I’m happy to say I’m neither of those, although I’m sure my brothers would beg to differ on the shoe situation. But I have to honestly, sincerely confess that I’m a culinary shopaholic.
“What’s that?”, you may ask? Okay, I just made that phrase up like two minutes ago. According to trusty Wikipedia,
Culinary shopaholic – an individual who considers themselves as addicted to shopping for items used in the cooking and preparation of food.
And there my true colors show / I reveal
the real another reason for doing what I do: I get to justify my kitchen gadget and exotic ingredient purchases, as well as other impulse buys to “these are business expenses, investments, and for research purposes!”
Some other ways I rationalize being a culinary shopaholic:
1. “I’m going to learn how to plate food more artistically” – purchasing the Alinea cookbook even though I don’t dabble in molecular gastronomy, own a sous vide machine, or own the fancy plateware and plating accessories used in the restaurant.
2. “I’m going to use this in class!” – hence my industrial-caliber ice cream maker. And hey, I AM holding an ice cream class two Saturdays from now (real reason: if I want ice cream, I want ice cream now – not after having to freeze the bowl of a regular ice cream maker overnight. Also, I had delusions of homemade vegan ice cream grandeur).
3. “I want to make corn tamales using authentic Latin ingredients.” – trudging off to Jackson Heights / Queens to explore Mexican bodegas and lugging home to the Philippines 5 kilos of masa harina and 5 different types of dried peppers.
4. “No one is going to take me seriously if I don’t have this.” – why I got a Breville juicer. Another reason: my mom’s old rinky dink juicer looked like a toy and sounded like a generator when in operation.
5. “I want to make pina coladas and margaritas while camping in Anawangin Cove or teach a green smoothie workshop in an area without electricity” – future purchase of a hand crank blender. Yes, I realize the absurdity of this statement.
I am a culinary shopaholic and I am not ashamed! Aaaand this is the reason why I’m a cheapskate in other shopping endeavors.
My shopaholic purchase last week ended my search for the perfect wooden chopping board that [a] doesn’t cost a fortune, [b] looks sexy, [c] can withstand the force of hacking open coconuts, and [d] is multifunctional. I kind of went overboard though, and bought four (a fifth, a smaller one, came free).
If you’re like me and are tired of crappy cheap-o plastic chopping boards that warp and are too ugly for public display, do yourself a favor and go to your neighborhood wet market. Buy yourself a sampaloc chopping board – better yet, buy two (one for garlic / onions, one for other less-pungent vegetables and fruit) or three (if you live in an omnivore household, another one for cooked meat).
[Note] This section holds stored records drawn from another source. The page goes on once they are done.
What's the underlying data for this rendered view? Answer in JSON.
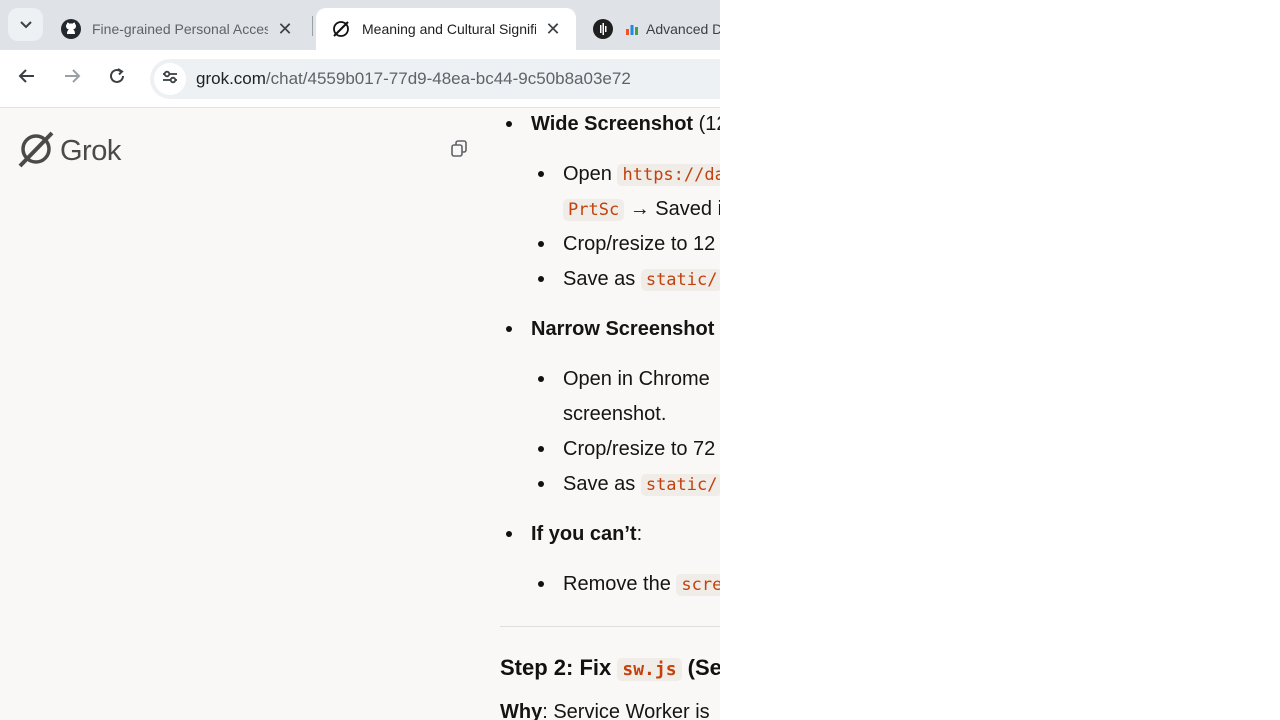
{
  "browser": {
    "tabs": [
      {
        "title": "Fine-grained Personal Access Tokens",
        "icon": "github-icon",
        "active": false
      },
      {
        "title": "Meaning and Cultural Significance",
        "icon": "grok-icon",
        "active": true
      },
      {
        "title": "Advanced D",
        "icon": "chart-icon",
        "active": false
      }
    ],
    "url_domain": "grok.com",
    "url_path": "/chat/4559b017-77d9-48ea-bc44-9c50b8a03e72"
  },
  "sidebar": {
    "logo_text": "Grok"
  },
  "content": {
    "wide": {
      "label": "Wide Screenshot",
      "suffix": " (12",
      "open_prefix": "Open ",
      "open_code": "https://da",
      "prtsc_code": "PrtSc",
      "saved_text": " → Saved i",
      "crop_text": "Crop/resize to 12",
      "save_prefix": "Save as ",
      "save_code": "static/"
    },
    "narrow": {
      "label": "Narrow Screenshot",
      "open_text": "Open in Chrome",
      "open_text_2": "screenshot.",
      "crop_text": "Crop/resize to 72",
      "save_prefix": "Save as ",
      "save_code": "static/"
    },
    "cant": {
      "label": "If you can’t",
      "colon": ":",
      "remove_prefix": "Remove the ",
      "remove_code": "scre"
    },
    "step2": {
      "prefix": "Step 2: Fix ",
      "code": "sw.js",
      "suffix": " (Ser"
    },
    "why": {
      "label": "Why",
      "text": ": Service Worker is"
    }
  },
  "colors": {
    "code_text": "#c2410c",
    "code_bg": "#f0ece8",
    "page_bg": "#f9f8f6",
    "tabstrip_bg": "#dfe3e7"
  }
}
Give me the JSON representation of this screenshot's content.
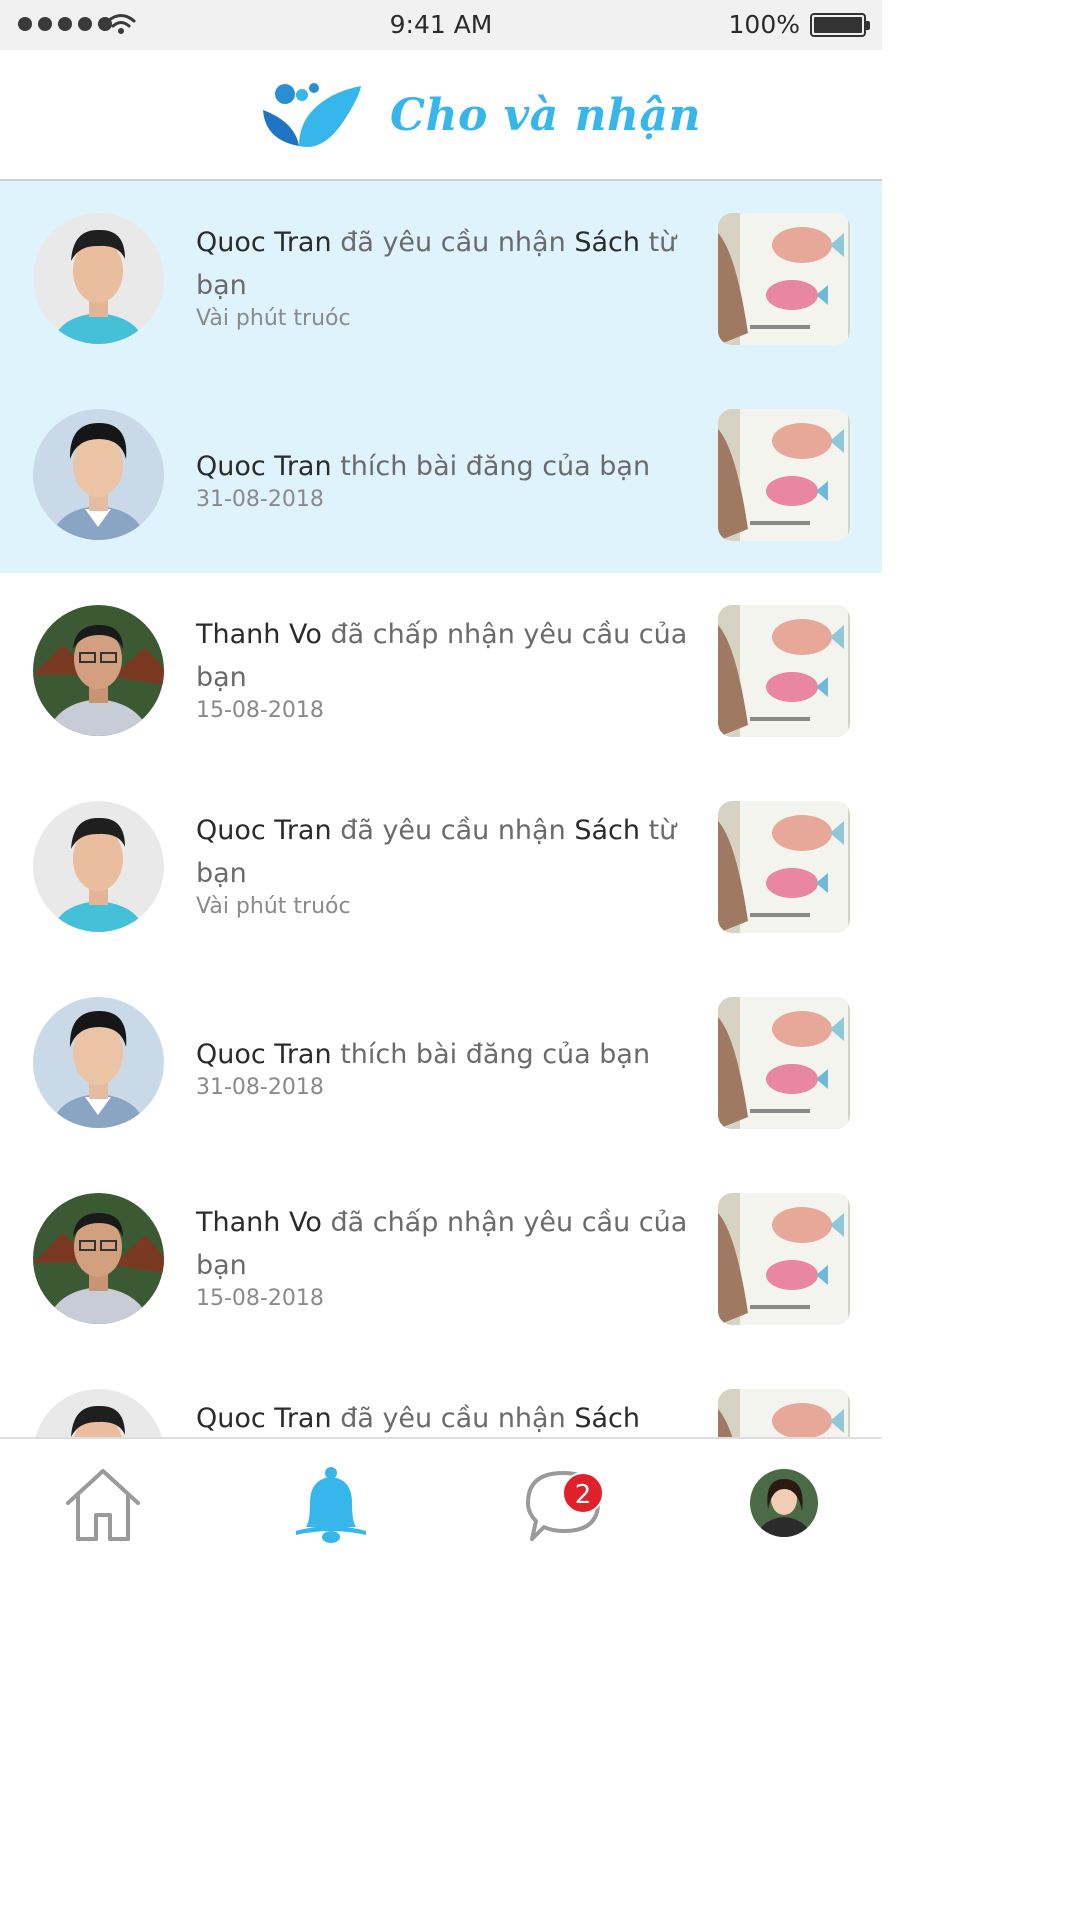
{
  "status_bar": {
    "time": "9:41 AM",
    "battery": "100%"
  },
  "header": {
    "app_name": "Cho và nhận"
  },
  "colors": {
    "accent": "#36b6ea",
    "unread_bg": "#dff3fc",
    "badge": "#e0202a"
  },
  "notifications": [
    {
      "name": "Quoc Tran",
      "action": "đã yêu cầu nhận",
      "object": "Sách",
      "tail": "từ bạn",
      "time": "Vài phút truóc",
      "unread": true
    },
    {
      "name": "Quoc Tran",
      "action": "thích bài đăng của bạn",
      "object": "",
      "tail": "",
      "time": "31-08-2018",
      "unread": true
    },
    {
      "name": "Thanh Vo",
      "action": "đã chấp nhận yêu cầu của bạn",
      "object": "",
      "tail": "",
      "time": "15-08-2018",
      "unread": false
    },
    {
      "name": "Quoc Tran",
      "action": "đã yêu cầu nhận",
      "object": "Sách",
      "tail": "từ bạn",
      "time": "Vài phút truóc",
      "unread": false
    },
    {
      "name": "Quoc Tran",
      "action": "thích bài đăng của bạn",
      "object": "",
      "tail": "",
      "time": "31-08-2018",
      "unread": false
    },
    {
      "name": "Thanh Vo",
      "action": "đã chấp nhận yêu cầu của bạn",
      "object": "",
      "tail": "",
      "time": "15-08-2018",
      "unread": false
    },
    {
      "name": "Quoc Tran",
      "action": "đã yêu cầu nhận",
      "object": "Sách",
      "tail": "",
      "time": "",
      "unread": false
    }
  ],
  "tabbar": {
    "tabs": [
      {
        "icon": "home-icon",
        "active": false
      },
      {
        "icon": "bell-icon",
        "active": true
      },
      {
        "icon": "chat-icon",
        "active": false,
        "badge": "2"
      },
      {
        "icon": "profile-avatar",
        "active": false
      }
    ]
  }
}
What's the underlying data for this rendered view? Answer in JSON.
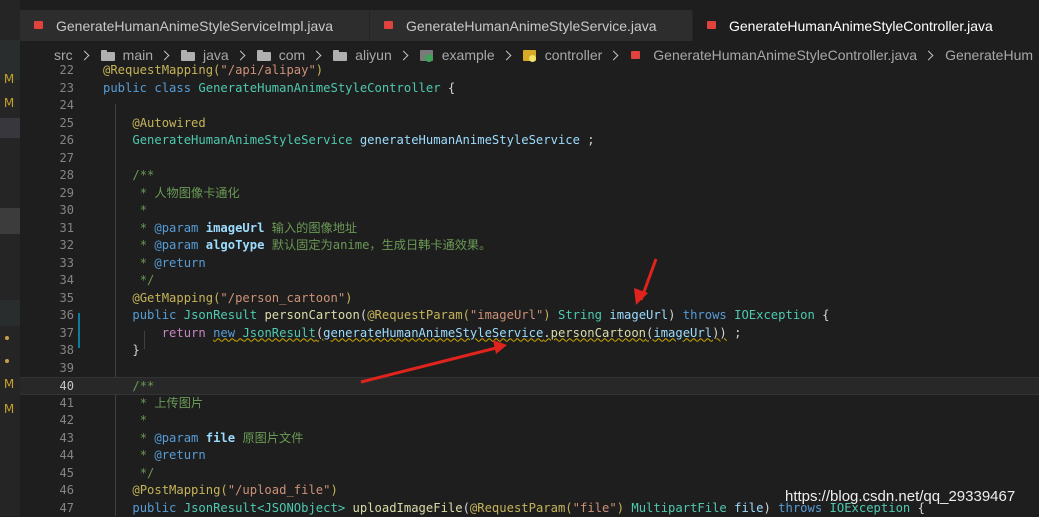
{
  "window": {
    "tabs": [
      {
        "label": "GenerateHumanAnimeStyleServiceImpl.java",
        "icon": "java-file-icon",
        "active": false
      },
      {
        "label": "GenerateHumanAnimeStyleService.java",
        "icon": "java-file-icon",
        "active": false
      },
      {
        "label": "GenerateHumanAnimeStyleController.java",
        "icon": "java-file-icon",
        "active": true
      }
    ]
  },
  "sidebar": {
    "markers": [
      "M",
      "M",
      "M",
      "M"
    ]
  },
  "breadcrumb": {
    "items": [
      "src",
      "main",
      "java",
      "com",
      "aliyun",
      "example",
      "controller",
      "GenerateHumanAnimeStyleController.java",
      "GenerateHum"
    ]
  },
  "editor": {
    "current_line": 40,
    "lines": [
      {
        "n": "22",
        "tokens": [
          [
            "ann",
            "@RequestMapping("
          ],
          [
            "str",
            "\"/api/alipay\""
          ],
          [
            "ann",
            ")"
          ]
        ]
      },
      {
        "n": "23",
        "tokens": [
          [
            "kw",
            "public"
          ],
          [
            "",
            " "
          ],
          [
            "kw",
            "class"
          ],
          [
            "",
            " "
          ],
          [
            "cls",
            "GenerateHumanAnimeStyleController"
          ],
          [
            "",
            " {"
          ]
        ]
      },
      {
        "n": "24",
        "tokens": []
      },
      {
        "n": "25",
        "tokens": [
          [
            "",
            "    "
          ],
          [
            "ann",
            "@Autowired"
          ]
        ]
      },
      {
        "n": "26",
        "tokens": [
          [
            "",
            "    "
          ],
          [
            "cls",
            "GenerateHumanAnimeStyleService"
          ],
          [
            "",
            " "
          ],
          [
            "var",
            "generateHumanAnimeStyleService"
          ],
          [
            "",
            " ;"
          ]
        ]
      },
      {
        "n": "27",
        "tokens": []
      },
      {
        "n": "28",
        "tokens": [
          [
            "",
            "    "
          ],
          [
            "cmt",
            "/**"
          ]
        ]
      },
      {
        "n": "29",
        "tokens": [
          [
            "",
            "    "
          ],
          [
            "cmt",
            " * 人物图像卡通化"
          ]
        ]
      },
      {
        "n": "30",
        "tokens": [
          [
            "",
            "    "
          ],
          [
            "cmt",
            " *"
          ]
        ]
      },
      {
        "n": "31",
        "tokens": [
          [
            "",
            "    "
          ],
          [
            "cmt",
            " * "
          ],
          [
            "doctag",
            "@param"
          ],
          [
            "",
            " "
          ],
          [
            "var bold",
            "imageUrl"
          ],
          [
            "cmt",
            " 输入的图像地址"
          ]
        ]
      },
      {
        "n": "32",
        "tokens": [
          [
            "",
            "    "
          ],
          [
            "cmt",
            " * "
          ],
          [
            "doctag",
            "@param"
          ],
          [
            "",
            " "
          ],
          [
            "var bold",
            "algoType"
          ],
          [
            "cmt",
            " 默认固定为anime，生成日韩卡通效果。"
          ]
        ]
      },
      {
        "n": "33",
        "tokens": [
          [
            "",
            "    "
          ],
          [
            "cmt",
            " * "
          ],
          [
            "doctag",
            "@return"
          ]
        ]
      },
      {
        "n": "34",
        "tokens": [
          [
            "",
            "    "
          ],
          [
            "cmt",
            " */"
          ]
        ]
      },
      {
        "n": "35",
        "tokens": [
          [
            "",
            "    "
          ],
          [
            "ann",
            "@GetMapping("
          ],
          [
            "str",
            "\"/person_cartoon\""
          ],
          [
            "ann",
            ")"
          ]
        ]
      },
      {
        "n": "36",
        "tokens": [
          [
            "",
            "    "
          ],
          [
            "kw",
            "public"
          ],
          [
            "",
            " "
          ],
          [
            "cls",
            "JsonResult"
          ],
          [
            "",
            " "
          ],
          [
            "fn",
            "personCartoon"
          ],
          [
            "",
            "("
          ],
          [
            "ann",
            "@RequestParam("
          ],
          [
            "str",
            "\"imageUrl\""
          ],
          [
            "ann",
            ")"
          ],
          [
            "",
            " "
          ],
          [
            "cls",
            "String"
          ],
          [
            "",
            " "
          ],
          [
            "var",
            "imageUrl"
          ],
          [
            "",
            ") "
          ],
          [
            "kw",
            "throws"
          ],
          [
            "",
            " "
          ],
          [
            "cls",
            "IOException"
          ],
          [
            "",
            " {"
          ]
        ]
      },
      {
        "n": "37",
        "tokens": [
          [
            "",
            "        "
          ],
          [
            "ctl",
            "return"
          ],
          [
            "",
            " "
          ],
          [
            "kw squig",
            "new"
          ],
          [
            "squig",
            " "
          ],
          [
            "cls squig",
            "JsonResult"
          ],
          [
            "squig",
            "("
          ],
          [
            "var squig",
            "generateHumanAnimeStyleService"
          ],
          [
            "squig",
            "."
          ],
          [
            "fn squig",
            "personCartoon"
          ],
          [
            "squig",
            "("
          ],
          [
            "var squig",
            "imageUrl"
          ],
          [
            "squig",
            "))"
          ],
          [
            "",
            " ;"
          ]
        ]
      },
      {
        "n": "38",
        "tokens": [
          [
            "",
            "    }"
          ]
        ]
      },
      {
        "n": "39",
        "tokens": []
      },
      {
        "n": "40",
        "tokens": [
          [
            "",
            "    "
          ],
          [
            "cmt",
            "/**"
          ]
        ]
      },
      {
        "n": "41",
        "tokens": [
          [
            "",
            "    "
          ],
          [
            "cmt",
            " * 上传图片"
          ]
        ]
      },
      {
        "n": "42",
        "tokens": [
          [
            "",
            "    "
          ],
          [
            "cmt",
            " *"
          ]
        ]
      },
      {
        "n": "43",
        "tokens": [
          [
            "",
            "    "
          ],
          [
            "cmt",
            " * "
          ],
          [
            "doctag",
            "@param"
          ],
          [
            "",
            " "
          ],
          [
            "var bold",
            "file"
          ],
          [
            "cmt",
            " 原图片文件"
          ]
        ]
      },
      {
        "n": "44",
        "tokens": [
          [
            "",
            "    "
          ],
          [
            "cmt",
            " * "
          ],
          [
            "doctag",
            "@return"
          ]
        ]
      },
      {
        "n": "45",
        "tokens": [
          [
            "",
            "    "
          ],
          [
            "cmt",
            " */"
          ]
        ]
      },
      {
        "n": "46",
        "tokens": [
          [
            "",
            "    "
          ],
          [
            "ann",
            "@PostMapping("
          ],
          [
            "str",
            "\"/upload_file\""
          ],
          [
            "ann",
            ")"
          ]
        ]
      },
      {
        "n": "47",
        "tokens": [
          [
            "",
            "    "
          ],
          [
            "kw",
            "public"
          ],
          [
            "",
            " "
          ],
          [
            "cls",
            "JsonResult<JSONObject>"
          ],
          [
            "",
            " "
          ],
          [
            "fn",
            "uploadImageFile"
          ],
          [
            "",
            "("
          ],
          [
            "ann",
            "@RequestParam("
          ],
          [
            "str",
            "\"file\""
          ],
          [
            "ann",
            ")"
          ],
          [
            "",
            " "
          ],
          [
            "cls",
            "MultipartFile"
          ],
          [
            "",
            " "
          ],
          [
            "var",
            "file"
          ],
          [
            "",
            ") "
          ],
          [
            "kw",
            "throws"
          ],
          [
            "",
            " "
          ],
          [
            "cls",
            "IOException"
          ],
          [
            "",
            " {"
          ]
        ]
      }
    ]
  },
  "watermark": {
    "text": "https://blog.csdn.net/qq_29339467"
  },
  "colors": {
    "arrow": "#e0231d",
    "accent": "#0c7d9d"
  }
}
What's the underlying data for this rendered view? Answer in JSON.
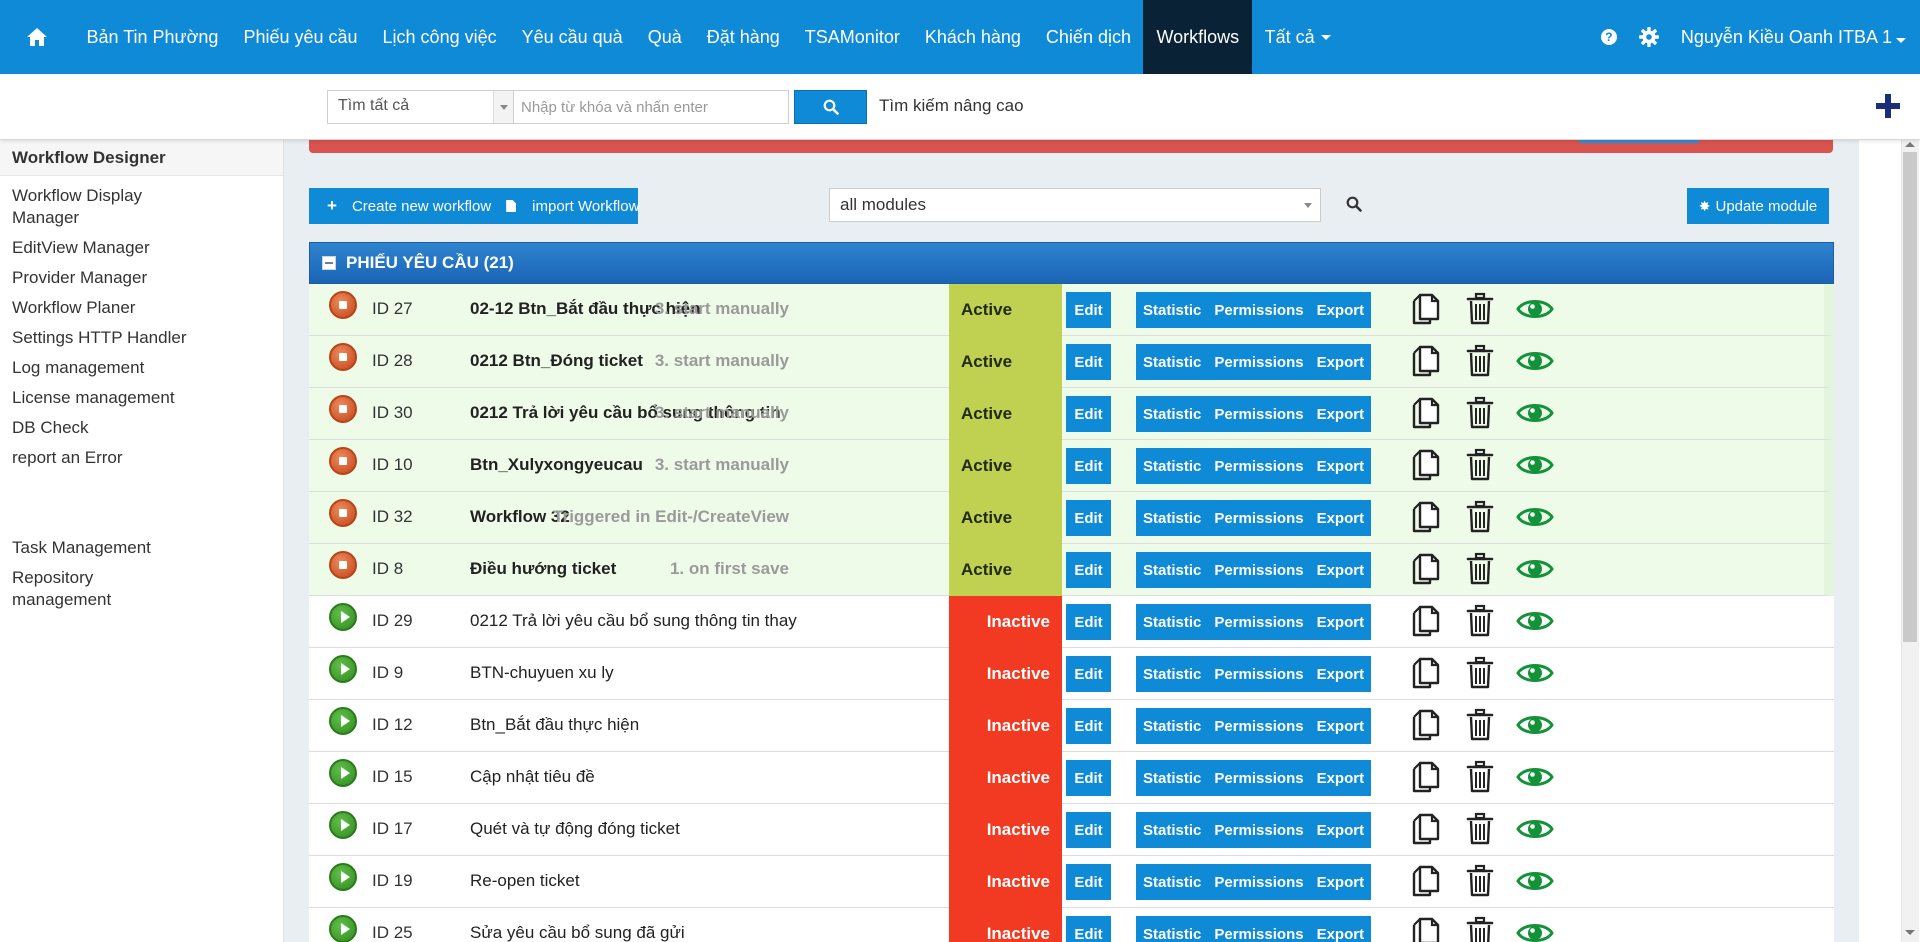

I bought four 14″ chopping boards at P400 a pop and was able to wheedle my way into getting an 11″ board (P250 palengke retail) as a freebie.
These boards are ridiculously thick and weigh heavier than a fat baby. I LOVE THEM!
Okay, truth: I was hunting for these because I threw a DIY pizza birthday party last Saturday and needed a sexy pizza serving platter. And yes, they did the trick.
I foresee these bad boys to be great serving dishes for:
- Rustic bread with a side of extra virgin olive oil and balsamic vinegar (or a variety of spreads)
- Gorgeous fresh fruit – our local, tropical fruit are particularly colorful and sexy-looking, I have to say
- Cakes, cupcakes, cookies, and pies – buy these from a shop, plop them on these boards and make ‘em look homemade. Your guests will never know.
- Pot of tea and teacups
- Pile of hearty sandwiches
- … or even as a hot pad for steaming hot dishes.
To care for your board, keep it propped up on its side so it stays dry. If you live in an omnivore household I wouldn’t recommend a wooden board for raw meat and seafood; go for plastic so you can avoid cross-contamination and can sanitize it with a bleach solution (you do use separate boards for raw meat and veggies, right?). I understand the butchers in wet markets use sampaloc boards for their meat, buuuuut… better safe than sorry
I got inspired to buy these boards from watching Buddy, my buko juice guy, hack open coconuts on his trusty wooden chopping board.
Homemade pizza + sampaloc chopping board = match made in heaven.